Review of “Innate,” by Kevin Mitchell



Innate,” by the neurogeneticist Kevin Mitchell, explores the case for a genetic and neurodevelopmental origin of individual differences in intelligence and other human character traits. As the title suggests, the book generally leans toward “nature” in the nature vs. nurture debate, and makes the assumption that “innate” implies a genetic origin, although with a more dynamic view of the path from gene to trait than one sees in Robert Plomin’s “Blueprint” or Katherine Paige Harden’s “Genetic Lottery” (links to my reviews of those books at the end of this review).

The question of the nature of individuals and how that nature arises has existed, in one form or another, for as long as human civilization, but took a specific turn in our own with the work of Charles Darwin or, more specifically, the work of his second cousin, Francis Galton, the eugenicist and polymath who applied Darwin’s evolutionary theories to human behavior and intelligence and actually coined the term “nature versus nurture.” 


Galton’s eugenic ideas have inspired quite a bit of misery and Mitchell rightly condemns these ideas. Nonetheless, he is often complimentary of Galton’s statistical  work related to trait heritability, which I find unfortunate. I don’t think one can simplistically separate this from Galton’s eugenic ideas, which were arguably the driving force behind his math, and which is still embraced by race-oriented “scientists” to this day. 


Pigeon-holing behavioral traits into mathematical boxes, so that traits like intelligence, extroversion and schizophrenia can be assessed in the same way we might assess traits like height, eye color, or other obvious physical features, or even milk production in cows is bizarre on its face and involves some unimaginative assumptions about the nature and complexity of human beings, while also ignoring ongoing philosophical debates and simplifies individual human nature down to an assumption that it must be related to differences in genetics and neurodevelopment. 

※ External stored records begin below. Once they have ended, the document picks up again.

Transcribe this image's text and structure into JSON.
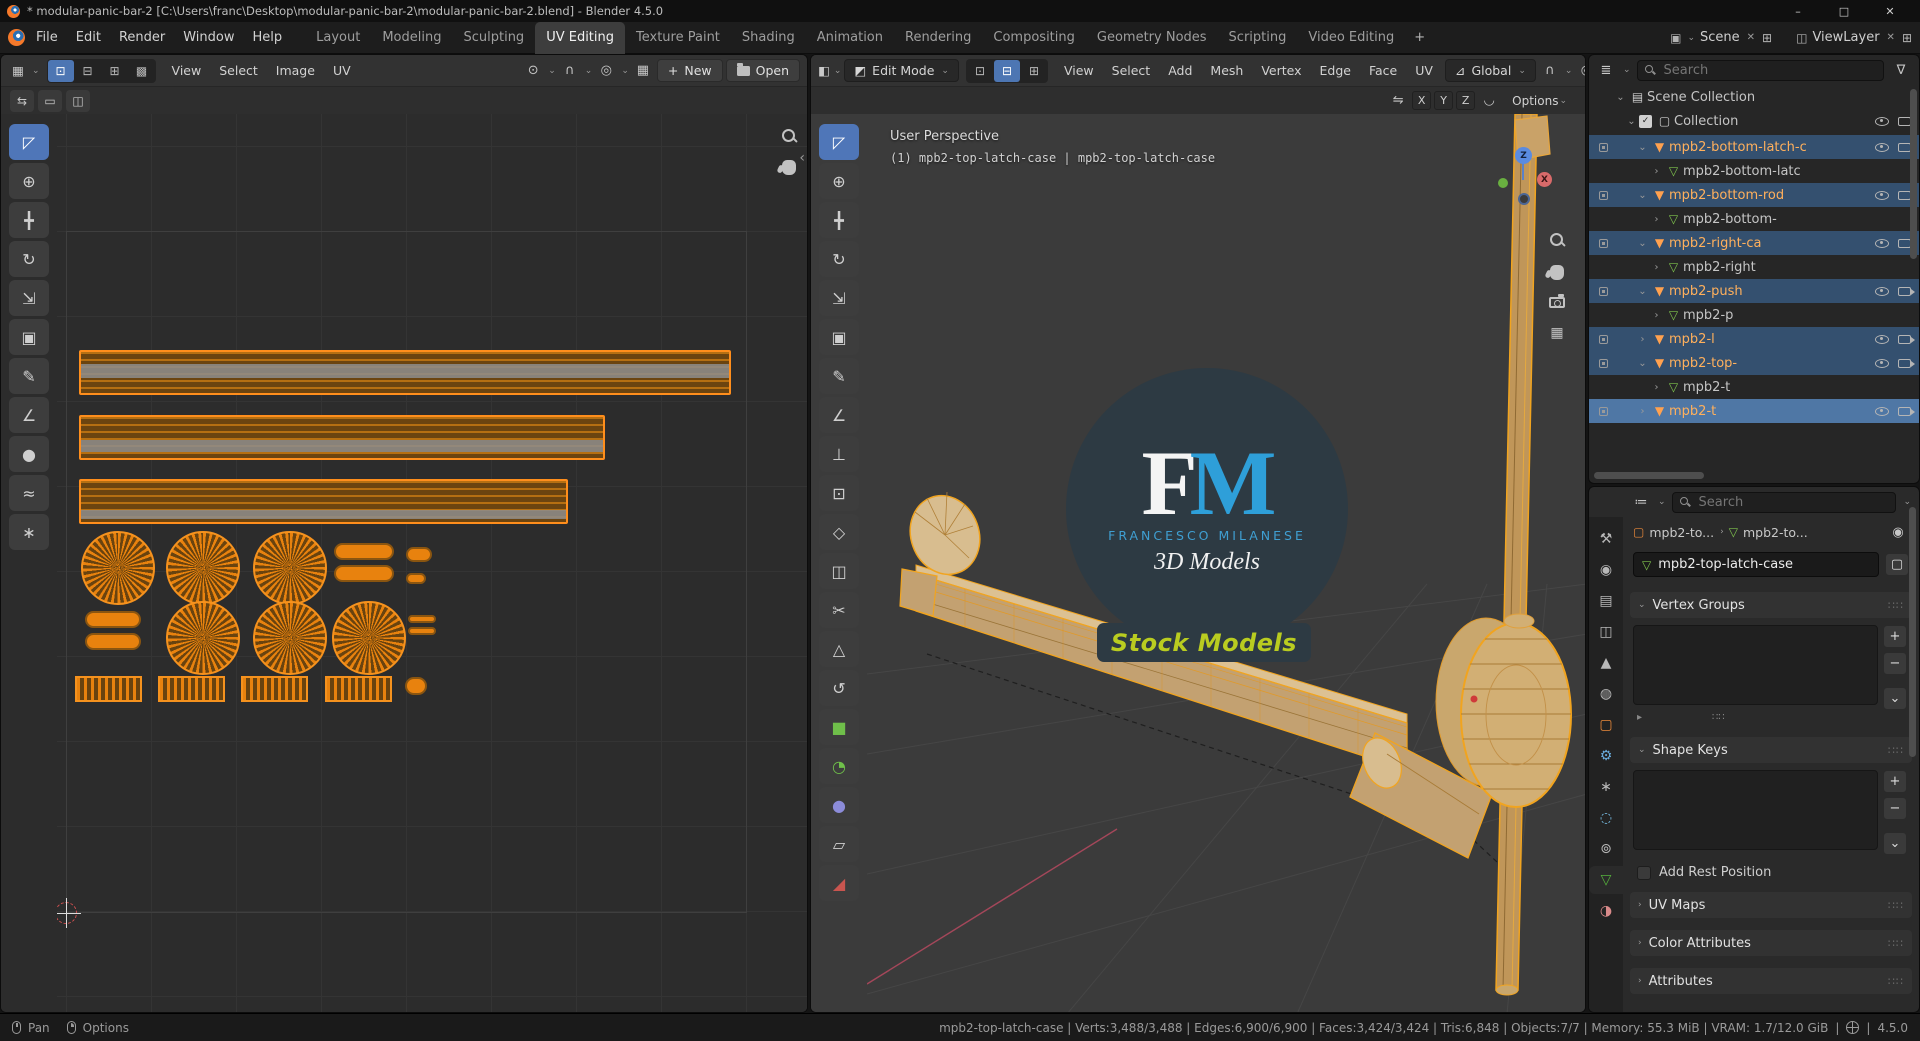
{
  "titlebar": {
    "title": "* modular-panic-bar-2 [C:\\Users\\franc\\Desktop\\modular-panic-bar-2\\modular-panic-bar-2.blend] - Blender 4.5.0"
  },
  "window_controls": {
    "minimize": "–",
    "maximize": "□",
    "close": "✕"
  },
  "icons": {
    "chevron_down": "⌄",
    "chevron_right": "›",
    "plus": "+",
    "remove": "−",
    "editor_uv_icon": "▦",
    "editor_3d_icon": "◧",
    "editor_outliner_icon": "≣",
    "editor_properties_icon": "≔",
    "pivot_icon": "⊙",
    "magnet_icon": "∩",
    "proportional_icon": "◎",
    "orientation_icon": "⊿",
    "edit_mode_icon": "◩",
    "image_icon": "▦",
    "mirror_icon": "⇋",
    "falloff_icon": "◡",
    "scene_icon": "▣",
    "viewlayer_icon": "◫",
    "clear_x": "✕",
    "pin_icon": "◉",
    "copy_icon": "⊞",
    "grip": "∷∷",
    "panel_arrow": "▸",
    "object_icon": "▢",
    "object_mesh_icon": "▼",
    "mesh_data_icon": "▽",
    "collection_icon": "▢",
    "scene_collection_icon": "▤",
    "filter_icon": "∇",
    "breadcrumb_sep": "›"
  },
  "topbar": {
    "menus": [
      "File",
      "Edit",
      "Render",
      "Window",
      "Help"
    ],
    "workspaces": [
      "Layout",
      "Modeling",
      "Sculpting",
      "UV Editing",
      "Texture Paint",
      "Shading",
      "Animation",
      "Rendering",
      "Compositing",
      "Geometry Nodes",
      "Scripting",
      "Video Editing"
    ],
    "active_workspace": "UV Editing",
    "add_workspace": "+",
    "scene": {
      "label": "Scene"
    },
    "viewlayer": {
      "label": "ViewLayer"
    }
  },
  "uv_editor": {
    "menus": [
      "View",
      "Select",
      "Image",
      "UV"
    ],
    "buttons": {
      "new": "New",
      "open": "Open"
    },
    "select_modes": [
      {
        "name": "vertex",
        "glyph": "⊡",
        "active": true
      },
      {
        "name": "edge",
        "glyph": "⊟"
      },
      {
        "name": "face",
        "glyph": "⊞"
      },
      {
        "name": "island",
        "glyph": "▩"
      }
    ],
    "subrow_icons": [
      {
        "name": "uv-sync-selection-toggle",
        "glyph": "⇆"
      },
      {
        "name": "uv-select-box-mode",
        "glyph": "▭"
      },
      {
        "name": "uv-snap-island-toggle",
        "glyph": "◫"
      }
    ],
    "tools": [
      {
        "name": "tweak-tool",
        "glyph": "◸",
        "active": true
      },
      {
        "name": "cursor-tool",
        "glyph": "⊕"
      },
      {
        "name": "move-tool",
        "glyph": "╋"
      },
      {
        "name": "rotate-tool",
        "glyph": "↻"
      },
      {
        "name": "scale-tool",
        "glyph": "⇲"
      },
      {
        "name": "transform-tool",
        "glyph": "▣"
      },
      {
        "name": "annotate-tool",
        "glyph": "✎"
      },
      {
        "name": "measure-tool",
        "glyph": "∠"
      },
      {
        "name": "grab-brush-tool",
        "glyph": "●"
      },
      {
        "name": "relax-brush-tool",
        "glyph": "≈"
      },
      {
        "name": "pinch-brush-tool",
        "glyph": "∗"
      }
    ]
  },
  "viewport3d": {
    "mode": "Edit Mode",
    "menus": [
      "View",
      "Select",
      "Add",
      "Mesh",
      "Vertex",
      "Edge",
      "Face",
      "UV"
    ],
    "orientation": "Global",
    "options": "Options",
    "axes": [
      "X",
      "Y",
      "Z"
    ],
    "select_modes": [
      {
        "name": "vertex",
        "glyph": "⊡"
      },
      {
        "name": "edge",
        "glyph": "⊟",
        "active": true
      },
      {
        "name": "face",
        "glyph": "⊞"
      }
    ],
    "overlay": {
      "perspective": "User Perspective",
      "active_object": "(1) mpb2-top-latch-case | mpb2-top-latch-case"
    },
    "gizmo": {
      "x": "X",
      "z": "Z"
    },
    "watermark": {
      "f": "F",
      "m": "M",
      "name": "FRANCESCO MILANESE",
      "subtitle": "3D Models",
      "banner": "Stock Models"
    },
    "tools": [
      {
        "name": "select-box-tool",
        "glyph": "◸",
        "active": true
      },
      {
        "name": "cursor-tool",
        "glyph": "⊕"
      },
      {
        "name": "move-tool",
        "glyph": "╋"
      },
      {
        "name": "rotate-tool",
        "glyph": "↻"
      },
      {
        "name": "scale-tool",
        "glyph": "⇲"
      },
      {
        "name": "transform-tool",
        "glyph": "▣"
      },
      {
        "name": "annotate-tool",
        "glyph": "✎"
      },
      {
        "name": "measure-tool",
        "glyph": "∠"
      },
      {
        "name": "extrude-region-tool",
        "glyph": "⊥"
      },
      {
        "name": "inset-faces-tool",
        "glyph": "⊡"
      },
      {
        "name": "bevel-tool",
        "glyph": "◇"
      },
      {
        "name": "loop-cut-tool",
        "glyph": "◫"
      },
      {
        "name": "knife-tool",
        "glyph": "✂"
      },
      {
        "name": "poly-build-tool",
        "glyph": "△"
      },
      {
        "name": "spin-tool",
        "glyph": "↺"
      },
      {
        "name": "add-cube-tool",
        "glyph": "■",
        "color": "#6fbf4a"
      },
      {
        "name": "add-cylinder-tool",
        "glyph": "◔",
        "color": "#6fbf4a"
      },
      {
        "name": "to-sphere-tool",
        "glyph": "●",
        "color": "#8c8cd9"
      },
      {
        "name": "shear-tool",
        "glyph": "▱"
      },
      {
        "name": "rip-region-tool",
        "glyph": "◢",
        "color": "#c9554f"
      }
    ]
  },
  "outliner": {
    "search_placeholder": "Search",
    "rows_header": {
      "scene_collection": "Scene Collection",
      "collection": "Collection"
    },
    "items": [
      {
        "label": "mpb2-bottom-latch-c",
        "kind": "object",
        "expanded": true,
        "selected": true
      },
      {
        "label": "mpb2-bottom-latc",
        "kind": "mesh-data",
        "expanded": false
      },
      {
        "label": "mpb2-bottom-rod",
        "kind": "object",
        "expanded": true,
        "selected": true
      },
      {
        "label": "mpb2-bottom-",
        "kind": "mesh-data",
        "expanded": false
      },
      {
        "label": "mpb2-right-ca",
        "kind": "object",
        "expanded": true,
        "selected": true
      },
      {
        "label": "mpb2-right",
        "kind": "mesh-data",
        "expanded": false
      },
      {
        "label": "mpb2-push",
        "kind": "object",
        "expanded": true,
        "selected": true
      },
      {
        "label": "mpb2-p",
        "kind": "mesh-data",
        "expanded": false
      },
      {
        "label": "mpb2-l",
        "kind": "object",
        "expanded": false,
        "selected": true
      },
      {
        "label": "mpb2-top-",
        "kind": "object",
        "expanded": true,
        "selected": true
      },
      {
        "label": "mpb2-t",
        "kind": "mesh-data",
        "expanded": false
      },
      {
        "label": "mpb2-t",
        "kind": "object",
        "expanded": false,
        "selected": true,
        "active": true
      }
    ]
  },
  "properties": {
    "search_placeholder": "Search",
    "breadcrumb": {
      "object": "mpb2-to...",
      "data": "mpb2-to..."
    },
    "mesh_name": "mpb2-top-latch-case",
    "sections": {
      "vertex_groups": "Vertex Groups",
      "shape_keys": "Shape Keys",
      "add_rest_position": "Add Rest Position",
      "uv_maps": "UV Maps",
      "color_attributes": "Color Attributes",
      "attributes": "Attributes"
    },
    "tabs": [
      {
        "name": "tool",
        "glyph": "⚒",
        "color": "#b8b8b8"
      },
      {
        "name": "render",
        "glyph": "◉",
        "color": "#b8b8b8"
      },
      {
        "name": "output",
        "glyph": "▤",
        "color": "#b8b8b8"
      },
      {
        "name": "view-layer",
        "glyph": "◫",
        "color": "#b8b8b8"
      },
      {
        "name": "scene",
        "glyph": "▲",
        "color": "#b8b8b8"
      },
      {
        "name": "world",
        "glyph": "◍",
        "color": "#b8b8b8"
      },
      {
        "name": "object",
        "glyph": "▢",
        "color": "#e8883a"
      },
      {
        "name": "modifiers",
        "glyph": "⚙",
        "color": "#6badde"
      },
      {
        "name": "particles",
        "glyph": "∗",
        "color": "#b8b8b8"
      },
      {
        "name": "physics",
        "glyph": "◌",
        "color": "#79c0e8"
      },
      {
        "name": "constraints",
        "glyph": "⊚",
        "color": "#b8b8b8"
      },
      {
        "name": "data",
        "glyph": "▽",
        "color": "#55b03c",
        "active": true
      },
      {
        "name": "material",
        "glyph": "◑",
        "color": "#d98a8a"
      }
    ]
  },
  "statusbar": {
    "pan": "Pan",
    "options": "Options",
    "stats": "mpb2-top-latch-case | Verts:3,488/3,488 | Edges:6,900/6,900 | Faces:3,424/3,424 | Tris:6,848 | Objects:7/7 | Memory: 55.3 MiB | VRAM: 1.7/12.0 GiB",
    "version": "4.5.0"
  }
}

Mitchell uses the analogy of a robot being programmed, to explain his view of the mind, with  “computational algorithms of decision-making,” and  “neuromodulator circuits …tuned - they work differently in each of us, thus influencing the habitual behavior strategies we each tend to develop.”   Mitchell suggests that “brain circuits” develop with some variation in individuals that make “major contributions to our psychological traits.” None of this is demonstrable, and is the kind of theoretical understanding of the brain-as-computer you find in his field. Unfortunately, Mitchell largely sells it as a factual representation of the human mind, rather than his theoretical viewpoint, a recurring theme in this book.  I think he could use far more qualifiers when presenting his ideas.